The Strip in 2013: Recovery and Retrenchment

The New Year has its restorative elements—the celebrations, the resolutions, the fresh hopes. But, against the background of the Great Recession, it’s also another occasion to fret about what lies ahead for Las Vegas casinos.

Last year began with indications of a full-fledged recovery, but that rebound lost steam in the summer. It was a paradoxical year, as more people than ever came to Las Vegas, but they didn’t spend money the way they once did. It doesn’t look like anyone’s betting on a rebound in 2013, either. Instead, most operators have positioned themselves to take advantage of 2014:

• Caesars Entertainment will open the Nobu Tower at Caesars Palace this year as a “hotel within a hotel” (an increasingly popular concept on the Strip), but the company will mostly focus on developments across the street, as Linq gets close to opening toward the end of the year and the shuttered Bill’s Gamblin’ Hall and Hotel is transformed into a boutique lifestyle concept hotel (which seems to be code for “high-priced rooms for people who go for bottle service”).
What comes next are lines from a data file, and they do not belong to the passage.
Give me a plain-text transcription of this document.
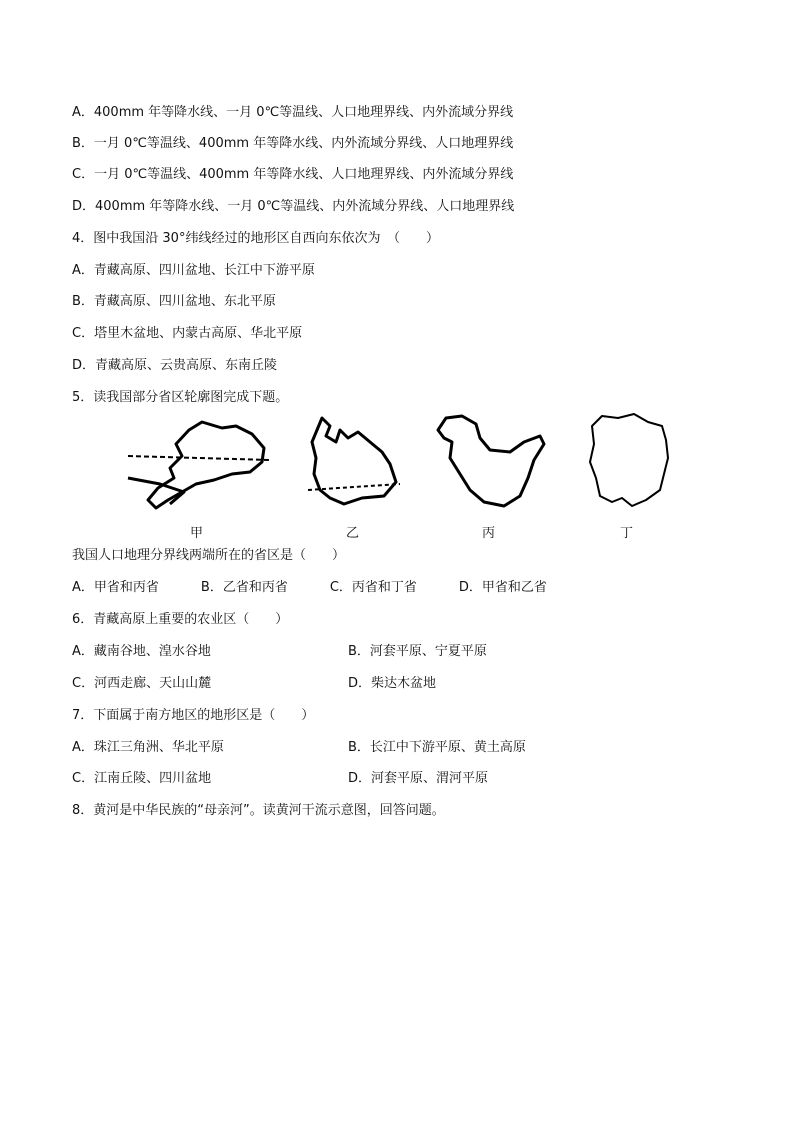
A．400mm 年等降水线、一月 0℃等温线、人口地理界线、内外流域分界线
B．一月 0℃等温线、400mm 年等降水线、内外流域分界线、人口地理界线
C．一月 0℃等温线、400mm 年等降水线、人口地理界线、内外流域分界线
D．400mm 年等降水线、一月 0℃等温线、内外流域分界线、人口地理界线
4．图中我国沿 30°纬线经过的地形区自西向东依次为　（　　）
A．青藏高原、四川盆地、长江中下游平原
B．青藏高原、四川盆地、东北平原
C．塔里木盆地、内蒙古高原、华北平原
D．青藏高原、云贵高原、东南丘陵
5．读我国部分省区轮廓图完成下题。
甲	乙	丙	丁
我国人口地理分界线两端所在的省区是（　　）
A．甲省和丙省	B．乙省和丙省	C．丙省和丁省	D．甲省和乙省
6．青藏高原上重要的农业区（　　）
A．藏南谷地、湟水谷地	B．河套平原、宁夏平原
C．河西走廊、天山山麓	D．柴达木盆地
7．下面属于南方地区的地形区是（　　）
A．珠江三角洲、华北平原	B．长江中下游平原、黄土高原
C．江南丘陵、四川盆地	D．河套平原、渭河平原
8．黄河是中华民族的“母亲河”。读黄河干流示意图，回答问题。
• MGM Resorts International has less construction in the pipeline, but it won’t be idle, either. THEhotel at Mandalay Bay is being transformed into the Delano Las Vegas, which will be run by the Morgans Hotel Group. Morgans once owned the Hard Rock Hotel and was slated to bring two brands to Boyd Gaming’s Echelon development. Having sold the Hard Rock and seen Echelon mothballed indefinitely, this is the best way for the company to get a foothold on the Strip. Work might be done by the end of the year.

• The big question is whether either MGM or Caears will divest any properties. After the onset of the recession, deconsolidation on the Strip seemed like a given: Both companies appeared to be too debt-heavy to stay without unpacking the portfolio a bit. But outside of MGM’s sale of Treasure Island to Phil Ruffin in 2009, deconsolidation has been illusory. With margins not improving much and debt expenses still looming (despite both company’s heroic efforts to restructure their liabilities), 2013 might be the year that we see some properties sold off. Certainly the end of 2012 saw rumors involving properties from Monte Carlo to the Rio to The Mirage. As always, if the price is right, just about everything is in play.
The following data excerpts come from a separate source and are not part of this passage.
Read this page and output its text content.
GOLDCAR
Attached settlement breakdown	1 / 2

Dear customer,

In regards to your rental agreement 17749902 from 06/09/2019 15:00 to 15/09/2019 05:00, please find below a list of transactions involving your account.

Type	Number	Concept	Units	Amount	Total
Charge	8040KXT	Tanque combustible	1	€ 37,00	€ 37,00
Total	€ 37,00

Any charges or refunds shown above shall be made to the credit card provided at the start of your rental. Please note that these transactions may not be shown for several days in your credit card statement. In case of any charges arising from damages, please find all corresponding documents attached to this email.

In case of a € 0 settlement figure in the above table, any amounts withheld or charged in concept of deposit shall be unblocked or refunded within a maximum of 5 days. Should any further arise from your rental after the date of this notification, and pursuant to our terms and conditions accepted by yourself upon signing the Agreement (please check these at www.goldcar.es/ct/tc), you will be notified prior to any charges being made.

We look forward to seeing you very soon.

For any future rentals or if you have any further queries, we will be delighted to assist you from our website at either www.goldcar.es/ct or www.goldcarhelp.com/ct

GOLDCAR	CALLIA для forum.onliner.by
• Both Wynn Resorts and Las Vegas Sands will, for the most part, sit tight in Las Vegas. The majority of revenue for each company now comes from Asia, but both have domestic growth opportunities as well: Massachusetts for Wynn, and the potential of Florida for LVS. With no reason to add high-end room or casino capacity in Las Vegas in the foreseeable future, neither company will make many moves on the Strip.
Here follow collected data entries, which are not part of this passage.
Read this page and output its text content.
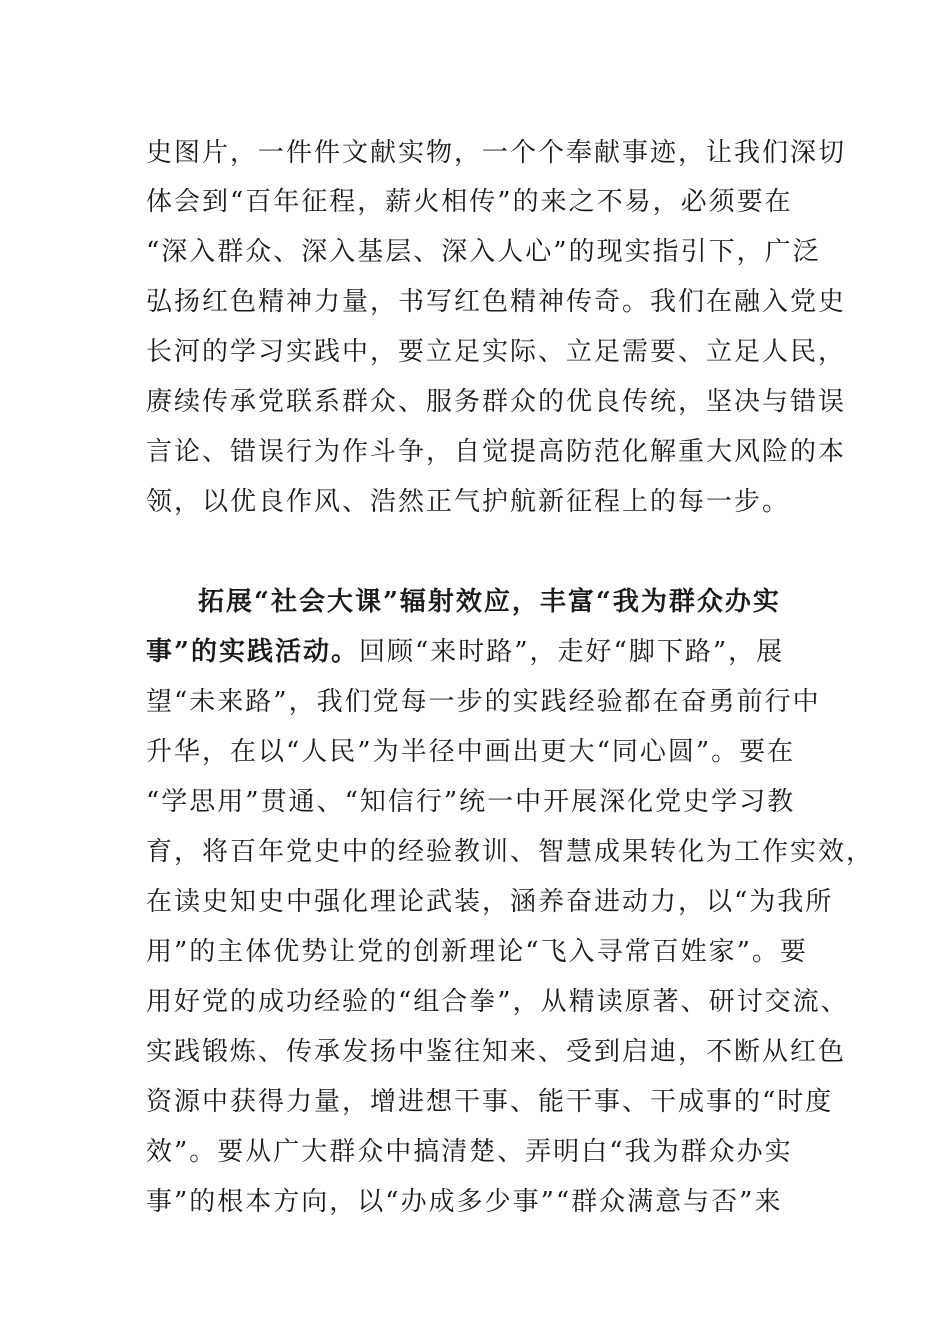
史图片，一件件文献实物，一个个奉献事迹，让我们深切
体会到“百年征程，薪火相传”的来之不易，必须要在
“深入群众、深入基层、深入人心”的现实指引下，广泛
弘扬红色精神力量，书写红色精神传奇。我们在融入党史
长河的学习实践中，要立足实际、立足需要、立足人民，
赓续传承党联系群众、服务群众的优良传统，坚决与错误
言论、错误行为作斗争，自觉提高防范化解重大风险的本
领，以优良作风、浩然正气护航新征程上的每一步。
拓展“社会大课”辐射效应，丰富“我为群众办实
事”的实践活动。回顾“来时路”，走好“脚下路”，展
望“未来路”，我们党每一步的实践经验都在奋勇前行中
升华，在以“人民”为半径中画出更大“同心圆”。要在
“学思用”贯通、“知信行”统一中开展深化党史学习教
育，将百年党史中的经验教训、智慧成果转化为工作实效，
在读史知史中强化理论武装，涵养奋进动力，以“为我所
用”的主体优势让党的创新理论“飞入寻常百姓家”。要
用好党的成功经验的“组合拳”，从精读原著、研讨交流、
实践锻炼、传承发扬中鉴往知来、受到启迪，不断从红色
资源中获得力量，增进想干事、能干事、干成事的“时度
效”。要从广大群众中搞清楚、弄明白“我为群众办实
事”的根本方向，以“办成多少事”“群众满意与否”来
• The Riviera will continue its rebranding effort, hoping that a focus on value resonates with visitors. It’s been dealt a good hand by Caesars, which in closing Bill’s and renaming Imperial Palace has removed two of the better-known value options from the mix. With Fontainebleau and Echelon years from opening (if they ever do), the only other potential lift on that end of the Strip comes from the possible addition of a water-park-type development at Circus Circus and the development of SLS Las Vegas—should SBE Entertainment get its financing in order, which is by no means a given.

• LVH will, hopefully, acquire a proper name and a renewed reason for being, as the property has struggled since losing the Hilton badge.

• The Tropicana will look to its affiliation with DoubleTree to boost occupancy and the next-door Bagatelle to bring some spark to the property, but it faces tough competition in the mid-tier market.

In the boom years, adding capacity was a surefire way of making money. Now, it’s more about finding new ways to attract people who are already coming here. Margins may be tighter in traditional casinos, but nightclubs have demonstrated that, for the right customers, Las Vegas remains a growth market.